Prompt: <reference> in the corroded remains of a suburban home. She extends one hand toward the POV, acid splashing from her open hand. 1985 science-fiction/fantasy acrylic painting, no text or branding, dynamic angle 1985 science-fiction/fantasy acrylic painting, no text or branding, the painting is in a sci-fi/fantasy pulp illustration style
On the left is the raw gen, on the right is after some selective color correction and the upscale to 5000ish px tall
I duplicate the layer in Photoshop, and I apply a 5px color halftone. This simulates /most/ of the printing process. However, real printed material of this type would have had black as a separate layer, and so the darkest areas of black wouldn't have any halftoning. Photoshop's filter does not do this.
So I duplicate the original layer again, and use Threshold to produce a B&W image that picks up the very darkest blacks only, and I set that to multiply Just color halftone on the left, color halftone with simulated spot-black on the right.
Combining that image with the card template I'd built before, and you get the image on the left, adding one of the cardstock images set to multiply, then flattening and doing some color-tweaking, gets the image on the right.
Her getup is a /titch/ anacronistic, since TyrannoMax is a 1985 series and her look is more Peg Bundy from Married With Children, but bouffants and cat-eye glasses have been just-slightly-unfashionable for most of modern history, so I'm cutting myself slack there.
<This is the part of the tutorial where I ramble about the OC for a bit>
Her whole schtick is that she got exposed to Dr. Underfang's primordial ooze (man that sounds dirty) while alive, and she survived the mutations, so she doesn't wind up geneincarnating into a beast-person but does gain super-powers and has her personality exaggerated to villainous levels. She and Cold Shoulder are similar in that regard.

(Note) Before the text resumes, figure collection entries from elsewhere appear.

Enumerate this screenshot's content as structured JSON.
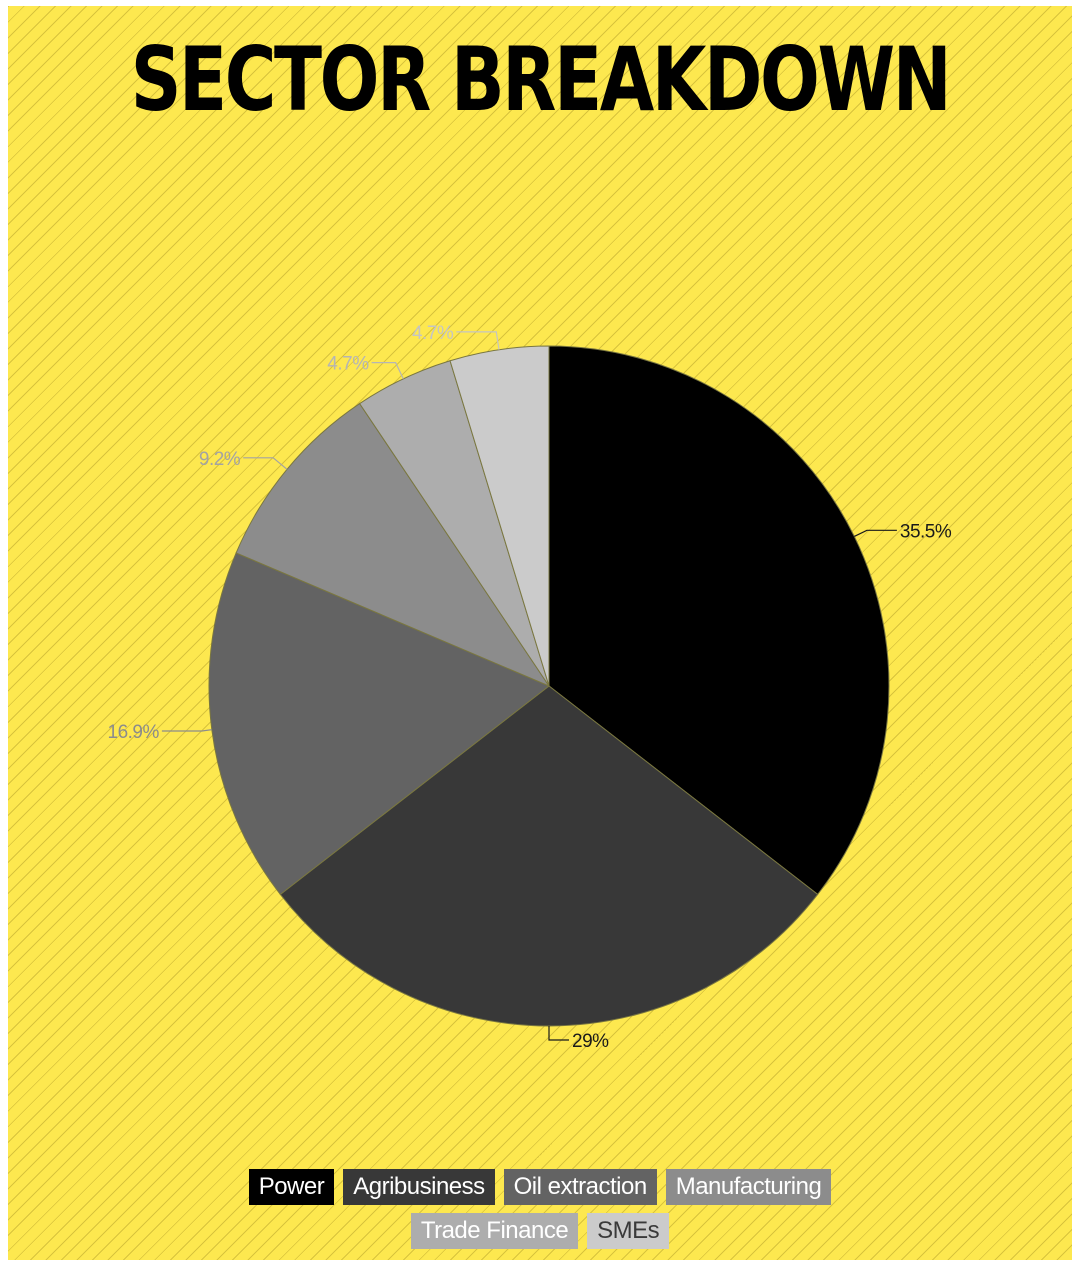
{
  "chart_data": {
    "type": "pie",
    "title": "SECTOR BREAKDOWN",
    "slices": [
      {
        "label": "Power",
        "value": 35.5,
        "display": "35.5%",
        "color": "#000000",
        "text_color": "#ffffff"
      },
      {
        "label": "Agribusiness",
        "value": 29,
        "display": "29%",
        "color": "#383838",
        "text_color": "#ffffff"
      },
      {
        "label": "Oil extraction",
        "value": 16.9,
        "display": "16.9%",
        "color": "#636363",
        "text_color": "#ffffff"
      },
      {
        "label": "Manufacturing",
        "value": 9.2,
        "display": "9.2%",
        "color": "#8c8c8c",
        "text_color": "#ffffff"
      },
      {
        "label": "Trade Finance",
        "value": 4.7,
        "display": "4.7%",
        "color": "#adadad",
        "text_color": "#ffffff"
      },
      {
        "label": "SMEs",
        "value": 4.7,
        "display": "4.7%",
        "color": "#cbcbcb",
        "text_color": "#3a3a3a"
      }
    ],
    "label_colors": [
      "#1a1a1a",
      "#1a1a1a",
      "#8c8c8c",
      "#a3a3a3",
      "#b5b5b5",
      "#c4c4c4"
    ],
    "legend_position": "bottom",
    "background_color": "#fde84f"
  }
}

I haven't decided whose Aunt Acid she is yet, because I'm not sure if its funnier if she's Dr. Underfang's, Cold Shoulder's, or Ms. Nice/Ms. Nautilus's. Now, she will refer to basically anyone younger than herself as if they were a beloved niece or nephew she hasn't seen in years, but she's legitimately related to one of the villain mains, and that's the one that threw her in the giant vat of glowing ooze.
Her super-power is pretty self explanatory: she constantly produces and can also shoot an acidic compound that varies between 2.5 ph and cartoonishly ultra-caustic, she also generates tear gas-like fumes that become hallucinogenic with extended exposure. Her powers are constantly active unless temporarily suppressed by exposure to a strong chemical base (or a whole, whole lot of baking soda).
Her motivation is she's having a midlife crisis and when she finds out that her niece/nephew is actually a villain goes "that sounds fun." Essentially, Aunt Acid's getting her groove back via supervillainy and TyrannoMax and pals are the unfortunate staff on her carnage-ful cruise.